Indigenous communities in Tanintharyi Region
Indigenous communities in Tanintharyi Region are custodians of the forests and waterways that they depend on for their livelihoods. (Supplied)

In Myanmar, tackling climate change means confronting military rule 

OPINION

If the world is serious about addressing climate change, it must also halt the rising tide of war and authoritarianism in Myanmar and across the world.

By JACK JENKINS HILL | FRONTIER

The 27th Climate Change Conference of Parties (COP-27) began on Sunday in the Egyptian beach resort city of Sharm-el-Sheik. The location is symbolic of how climate change connects to rising authoritarianism and closing civic space globally.

In the nine years since Abdel Fattah el-Sisi took power in a coup-d’état in Egypt, activists have been arrested and civil society and environmental groups have been muzzled. COP-27 risks greenwashing these crimes and poses the question of how we can hope to address climate change and ecological collapse when environmental defenders have been silenced.

Myanmar is among the most at-risk countries from the climate crisis, and combined with military rule, the effects have already been devastating. The country experienced the second highest weather-related losses globally after Puerto Rico between 2000 and 2019, mostly due to Cyclone Nargis, which in 2008 killed over 127,000 people and displaced many more in southern Myanmar amid a negligent response from the ruling military. Declining rainfall and intensifying droughts have also led to the desertification of the central Dry Zone, forcing many to abandon agrarian livelihoods and become migrant labourers.

Conversely, Myanmar retains some of the largest remaining areas of contiguous rainforest in Southeast Asia, replete with some of the world’s most vulnerable wildlife. Kachin State in the far north has been ranked one of the world’s “hottest biodiversity hotspots”,  while Tanintharyi Region in the far south encompasses some of the region’s largest surviving tracts of intact evergreen forest. Many of these landscapes are inhabited and administered by ethnic minority and indigenous groups. Despite armed conflict and destructive development projects, these communities have attempted to assert control and protect their resources through innovative local institutions and practices.
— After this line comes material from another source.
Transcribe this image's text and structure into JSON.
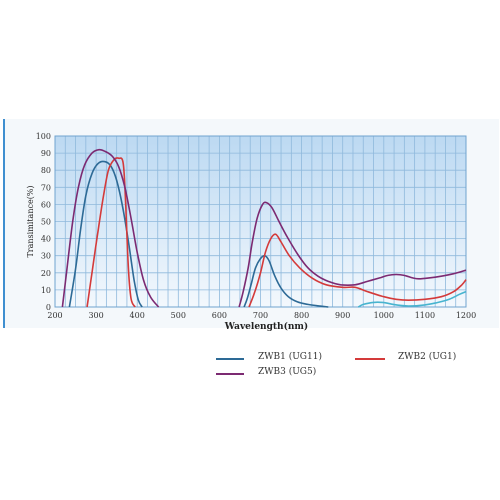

Since the February 2021 military coup, growing environmental devastation has been a silent crime. Gold mining has expanded across Myanmar, destroying waterways, decimating forests and vandalising areas of cultural heritage; illegal rare earth mining, authorised by the junta and its affiliated militias, has destroyed mountains and irreversibly poisoned rivers; and rampant logging, including within national parks and wildlife sanctuaries, has led to widespread deforestation

Recent research by the All Burma Indigenous Peoples’ Alliance, a nationwide network of more than 30 civil society and community organisations, illustrates some of the grave challenges that forest-dependent communities now face. In Tanintharyi and Shan, Karen and Kachin states, they have seen a dramatic increase in resource extraction, whose militarised nature makes it dangerous to oppose. 

An intensifying civil war has also created a conflict economy, in which there is an increasing demand from both sides for quick cash to buy weapons. Much of this cash comes from unregulated resource extraction, which has flourished amid a collapse in state administration in many areas. Rising poverty and insecurity have also pushed farming communities towards mining sites to earn a living, while at least half of the more than one million people directly displaced by conflict since the coup have fled to forested landscapes, creating new pressures on fragile ecosystems.

In the preceding decade, a growth in civic space enabled communities and activists to protect their territories to some extent from extractive and commercial projects. However, since the coup, the junta has detained more than 28,000 people for political reasons and killed over 2,400. These abuses have included the arrest, torture and killing of land and environmental defenders in numbers that have not been confirmed, but which anecdotal evidence suggests are high.

Myanmar is not the only country where authoritarianism and crimes against humanity are also drivers of environmental collapse. Russia’s invasion of Ukraine has caused environmental damage worth an estimated US$35 billion, while the Saudi-led war in Yemen has decimated agricultural lands and water resources, undermined environmental management institutions and infrastructure, and strained ecosystems through mass displacement. Meanwhile, populist authoritarian regimes like that of outgoing president Jair Bolsonaro in Brazil have presided over the growing deforestation of the Amazon Rainforest and the stripping of environmental laws and regulations.

If the world is serious about addressing the rapid onset of climate change, it must also confront growing authoritarianism, war and the shrinking of civic space – in Myanmar and elsewhere.

Jack Jenkins Hill is a PhD candidate at University College London and has worked for a decade with civil society and community-based organisations in Myanmar on land rights, forests and environmental issues.